Dr. David Edwards from Harvard University talks about creativity in innovative communities.

​- By Andrea Hulsbosch, KAUST News

What are the raw ingredients that lead to the explosion of creative behavior in highly innovative communities? Dr. David Edwards has made it his mission to find out.

Edwards—a pioneer of the possible and a professor of the practice of idea translation at Harvard University—believes that we are at the dawn of a grassroots renaissance. He spoke about the growing movement of aesthetic creation in the arts, sciences and engineering as a path for sustaining and improving the human condition.

 
Edwards visited KAUST during the 2018 Winter Enrichment Program (WEP) to deliver a keynote address entitled "Art, Science and the Invention of Things That Last."

"We have been so successful in our scientific innovations that we live in a world in which society has become sort of a laboratory. People are participating in the experimental process every day," he said.

Edwards invents radically new ways of delivering human health and wellness; creates forums where like-minded ideas enrich cultural dialog; and writes about it all. His ideas are developed based on his interactions with designers, chefs and perfumers and his students. Their work is built around the concept of cross-pollination, a concept commonly associated with the work of enduring artists and thinkers the world over.
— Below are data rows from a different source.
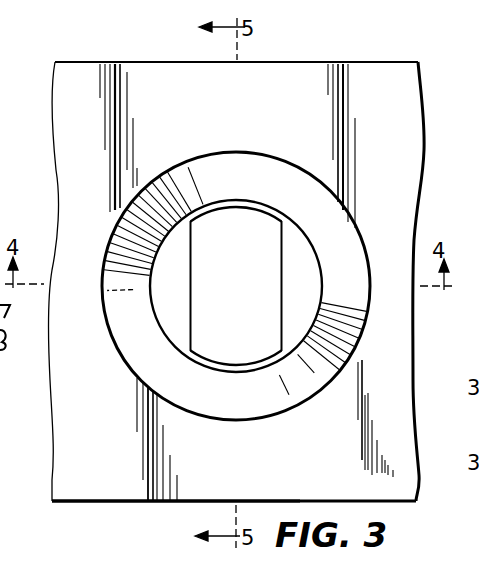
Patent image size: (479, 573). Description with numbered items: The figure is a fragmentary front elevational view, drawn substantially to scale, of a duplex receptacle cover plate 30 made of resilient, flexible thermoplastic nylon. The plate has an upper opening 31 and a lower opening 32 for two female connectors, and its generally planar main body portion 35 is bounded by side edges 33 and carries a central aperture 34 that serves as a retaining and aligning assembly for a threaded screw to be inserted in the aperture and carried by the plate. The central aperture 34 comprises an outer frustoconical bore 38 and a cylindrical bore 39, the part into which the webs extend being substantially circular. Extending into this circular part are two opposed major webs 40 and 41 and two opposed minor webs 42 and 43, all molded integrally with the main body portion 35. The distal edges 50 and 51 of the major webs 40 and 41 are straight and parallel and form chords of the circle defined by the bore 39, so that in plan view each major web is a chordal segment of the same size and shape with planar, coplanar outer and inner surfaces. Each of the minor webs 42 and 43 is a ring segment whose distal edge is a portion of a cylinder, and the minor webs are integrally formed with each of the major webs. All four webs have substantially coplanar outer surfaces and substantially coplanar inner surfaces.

The duplex receptacle cover plate 30 is at (374, 61).
The upper opening 31 is at (128, 62).
The lower opening 32 is at (86, 503).
The left side edge 33 is at (53, 281).
The central aperture 34 is at (388, 184).
The main body portion 35 is at (453, 78).
The frustoconical bore 38 is at (275, 407).
The cylindrical bore 39 is at (311, 237).
The major web 40 is at (368, 290).
The major web 41 is at (165, 289).
The minor web 42 is at (236, 213).
The minor web 43 is at (230, 358).
The distal edge of major web 50 is at (280, 270).
The distal edge of major web 51 is at (194, 280).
"If you look at the culture of creation in highly innovative communities, you find that there are always three separate and viable value centers: a learning center, an experimental center and a production center. In the latter they bring the value that is generated in learning and found in experimentation to the public. The secret of such communities is that the value provided is higher than for each one of those institutions separately," he noted.